Cuando nos veamos en el espejo, cuando veamos lo perfecta de nuestra fe católica, cuando descubramos en nuestra amabilidad -de lo poco bueno que nos reconocen-, en nuestros rasgos faciales -ni totalmente romanos, ni totalmente góticos, ni totalmente judíos, ni totalmente sarracenos, ni totalmente asiáticos, ni totalmente indígenas-, nuestros nombres y dos apellidos -paterno y materno, recordatorio de la igualdad de dignidad de nuestros padres-, en el hecho de considerar una ordinariez prestar con interés a nuestros amigos -fruto de las enseñanzas de la primera escuela económica del mundo-, en el que tienes un idioma que se pronuncia tal cual como se escribe -el idioma con la primera gramática que existió en el mundo-, comprenderemos que nuestra cultura es mil veces superior a aquella que nos domina en estos momentos. Cuando comprendamos esta superioridad, podremos hallar nuevamente nuestra vocación perdida, y que somos miembros de una raza a la cual no se pertenece por “la carne, sino por el espíritu”. Anhelo el día en que las Españas se unan; no de manera moderna, sino en la consonancia que otorga una vocación común.

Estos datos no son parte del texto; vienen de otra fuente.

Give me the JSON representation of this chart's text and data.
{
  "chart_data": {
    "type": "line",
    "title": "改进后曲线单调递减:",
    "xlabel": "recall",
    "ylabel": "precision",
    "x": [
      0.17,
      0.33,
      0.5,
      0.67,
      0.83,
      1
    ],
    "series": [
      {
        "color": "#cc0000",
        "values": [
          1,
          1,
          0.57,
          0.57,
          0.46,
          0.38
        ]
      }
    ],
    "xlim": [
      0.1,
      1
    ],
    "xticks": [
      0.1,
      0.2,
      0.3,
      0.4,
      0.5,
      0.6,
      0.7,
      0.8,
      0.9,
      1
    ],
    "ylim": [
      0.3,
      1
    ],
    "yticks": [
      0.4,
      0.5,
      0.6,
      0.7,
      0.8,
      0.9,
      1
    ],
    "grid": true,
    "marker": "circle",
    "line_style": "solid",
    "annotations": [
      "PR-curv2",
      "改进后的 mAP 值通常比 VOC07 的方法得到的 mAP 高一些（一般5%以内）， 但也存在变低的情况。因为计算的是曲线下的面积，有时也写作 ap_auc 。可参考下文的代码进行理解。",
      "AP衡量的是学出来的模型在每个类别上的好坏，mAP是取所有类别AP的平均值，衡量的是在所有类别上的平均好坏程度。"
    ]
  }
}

Anhelo el día en que países tan diversos como Chile, como México, como Puerto Rico, como Filipinas, como Brasil, como Timor Oriental, como España y Portugal, acepten que no nacieron para volverse ricos, o adherir a ideas peregrinas, sino para traer su pax sobre los cincos continentes, sobre la ecúmene. Porque esa es la razón por la cual se conmemora el Día de la Raza: para celebrar al pueblo que encarnó, con la mayor fidelidad, el ethos de la sucesora de las doce tribus de Israel.